Il loro leader, Jon Langford, ha decisamente riscosso più onori con la sua band primaria, i Mekons, eppure con questo suo side-project, in cui si diverte a vestire uno Stetson per usare la country music per fini decisamente personali, resta una epopea ugualmente importante. Pensavo ai due vecchi critici perché me li immaginavo a sentire assieme questo RESIST! (in maiuscolo, titolo che da solo dice tutto sul clima da sopravvissuti), troverebbero modo di discutere se ha senso che un “rivoluzionario” come Langford si ripeta, semplicemente ribadisca, o semplicemente tiri a campare facendo quello che sa fare meglio, ma ha già fatto in altri tempi. Insomma, avete capito cosa vi trovate qui: una band che ha ancora voglia di suonare, con ampio spazio dato alle schitarrate di Dean Schlabowske e a country-songs che sembrano suonate dai Clash o dai Social Distortion, e un artista che continua a portare avanti in parallelo le due sigle di cui è deus ex machina con estrema dignità, ma senza più la necessità di rompere alcuno schema.

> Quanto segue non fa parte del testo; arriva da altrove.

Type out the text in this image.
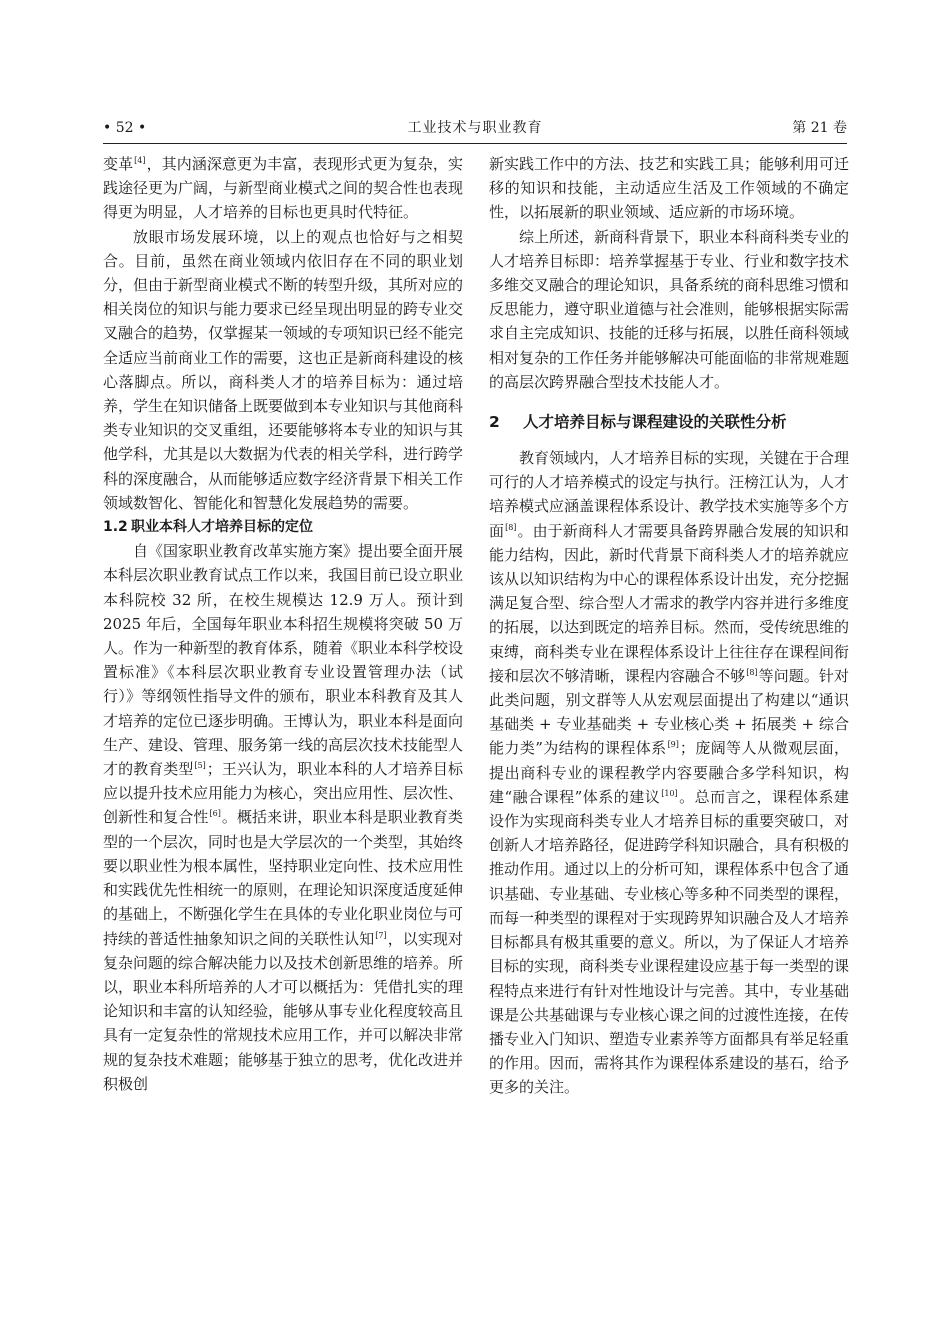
• 52 •	工业技术与职业教育	第 21 卷

变革[4]，其内涵深意更为丰富，表现形式更为复杂，实践途径更为广阔，与新型商业模式之间的契合性也表现得更为明显，人才培养的目标也更具时代特征。

放眼市场发展环境，以上的观点也恰好与之相契合。目前，虽然在商业领域内依旧存在不同的职业划分，但由于新型商业模式不断的转型升级，其所对应的相关岗位的知识与能力要求已经呈现出明显的跨专业交叉融合的趋势，仅掌握某一领域的专项知识已经不能完全适应当前商业工作的需要，这也正是新商科建设的核心落脚点。所以，商科类人才的培养目标为：通过培养，学生在知识储备上既要做到本专业知识与其他商科类专业知识的交叉重组，还要能够将本专业的知识与其他学科，尤其是以大数据为代表的相关学科，进行跨学科的深度融合，从而能够适应数字经济背景下相关工作领域数智化、智能化和智慧化发展趋势的需要。

1.2 职业本科人才培养目标的定位

自《国家职业教育改革实施方案》提出要全面开展本科层次职业教育试点工作以来，我国目前已设立职业本科院校 32 所，在校生规模达 12.9 万人。预计到 2025 年后，全国每年职业本科招生规模将突破 50 万人。作为一种新型的教育体系，随着《职业本科学校设置标准》《本科层次职业教育专业设置管理办法（试行）》等纲领性指导文件的颁布，职业本科教育及其人才培养的定位已逐步明确。王博认为，职业本科是面向生产、建设、管理、服务第一线的高层次技术技能型人才的教育类型[5]；王兴认为，职业本科的人才培养目标应以提升技术应用能力为核心，突出应用性、层次性、创新性和复合性[6]。概括来讲，职业本科是职业教育类型的一个层次，同时也是大学层次的一个类型，其始终要以职业性为根本属性，坚持职业定向性、技术应用性和实践优先性相统一的原则，在理论知识深度适度延伸的基础上，不断强化学生在具体的专业化职业岗位与可持续的普适性抽象知识之间的关联性认知[7]，以实现对复杂问题的综合解决能力以及技术创新思维的培养。所以，职业本科所培养的人才可以概括为：凭借扎实的理论知识和丰富的认知经验，能够从事专业化程度较高且具有一定复杂性的常规技术应用工作，并可以解决非常规的复杂技术难题；能够基于独立的思考，优化改进并积极创

新实践工作中的方法、技艺和实践工具；能够利用可迁移的知识和技能，主动适应生活及工作领域的不确定性，以拓展新的职业领域、适应新的市场环境。

综上所述，新商科背景下，职业本科商科类专业的人才培养目标即：培养掌握基于专业、行业和数字技术多维交叉融合的理论知识，具备系统的商科思维习惯和反思能力，遵守职业道德与社会准则，能够根据实际需求自主完成知识、技能的迁移与拓展，以胜任商科领域相对复杂的工作任务并能够解决可能面临的非常规难题的高层次跨界融合型技术技能人才。

2 人才培养目标与课程建设的关联性分析

教育领域内，人才培养目标的实现，关键在于合理可行的人才培养模式的设定与执行。汪榜江认为，人才培养模式应涵盖课程体系设计、教学技术实施等多个方面[8]。由于新商科人才需要具备跨界融合发展的知识和能力结构，因此，新时代背景下商科类人才的培养就应该从以知识结构为中心的课程体系设计出发，充分挖掘满足复合型、综合型人才需求的教学内容并进行多维度的拓展，以达到既定的培养目标。然而，受传统思维的束缚，商科类专业在课程体系设计上往往存在课程间衔接和层次不够清晰，课程内容融合不够[8]等问题。针对此类问题，别文群等人从宏观层面提出了构建以“通识基础类 + 专业基础类 + 专业核心类 + 拓展类 + 综合能力类”为结构的课程体系[9]；庞阔等人从微观层面，提出商科专业的课程教学内容要融合多学科知识，构建“融合课程”体系的建议[10]。总而言之，课程体系建设作为实现商科类专业人才培养目标的重要突破口，对创新人才培养路径，促进跨学科知识融合，具有积极的推动作用。通过以上的分析可知，课程体系中包含了通识基础、专业基础、专业核心等多种不同类型的课程，而每一种类型的课程对于实现跨界知识融合及人才培养目标都具有极其重要的意义。所以，为了保证人才培养目标的实现，商科类专业课程建设应基于每一类型的课程特点来进行有针对性地设计与完善。其中，专业基础课是公共基础课与专业核心课之间的过渡性连接，在传播专业入门知识、塑造专业素养等方面都具有举足轻重的作用。因而，需将其作为课程体系建设的基石，给予更多的关注。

Un disco da 7 per Marcus, da 5 per Bangs probabilmente. Perché oggi, non nascondiamolo, quando sentiamo un nuovo disco di vecchie glorie siamo innanzitutto contenti di sapere che sono “ancora in forma” e ancora sanno dare emozioni (Pete Townshend, che a 20 anni inorridiva all’idea di fare rock da vecchio, oggi si accontenterebbe anche solo di questo riconoscimento), ma la speranza di aspettarsi qualcosa che ci sconvolga la vita, secondo Bangs l’unica che giustificherebbe la pubblicazione di un disco, l’abbiamo un po’ lasciata al passato. Per questo non fatevi ingannare dalla copertina rivoluzionaria e battagliera, e dal claim pubblicitario pensato per loro dalla Bloodshot che urla “Hard Times Call for Hard Country!”, qui la resistenza in brani come Revolution Blues, la cover di I Fought The Law o Bad Times Are Coming 'Round Again, è solo nei testi fortemente politici e polemici, perché musicalmente la band gioca in difesa, rispolverando un cow-punk vecchio e conservatore, che però resta il pulpito migliore da cui declamare questi testi disillusi e feroci.
E anche quelli però, sembrano ormai scritti col piglio del vecchio che borbotta sconsolato il suo “ai miei tempi le cose erano diverse…”, ma che il rock possa essere anche materia per vecchi saggi è ormai stato ampiamente dimostrato, anche se Lester Bangs, morto nel 1982, non lo saprà mai.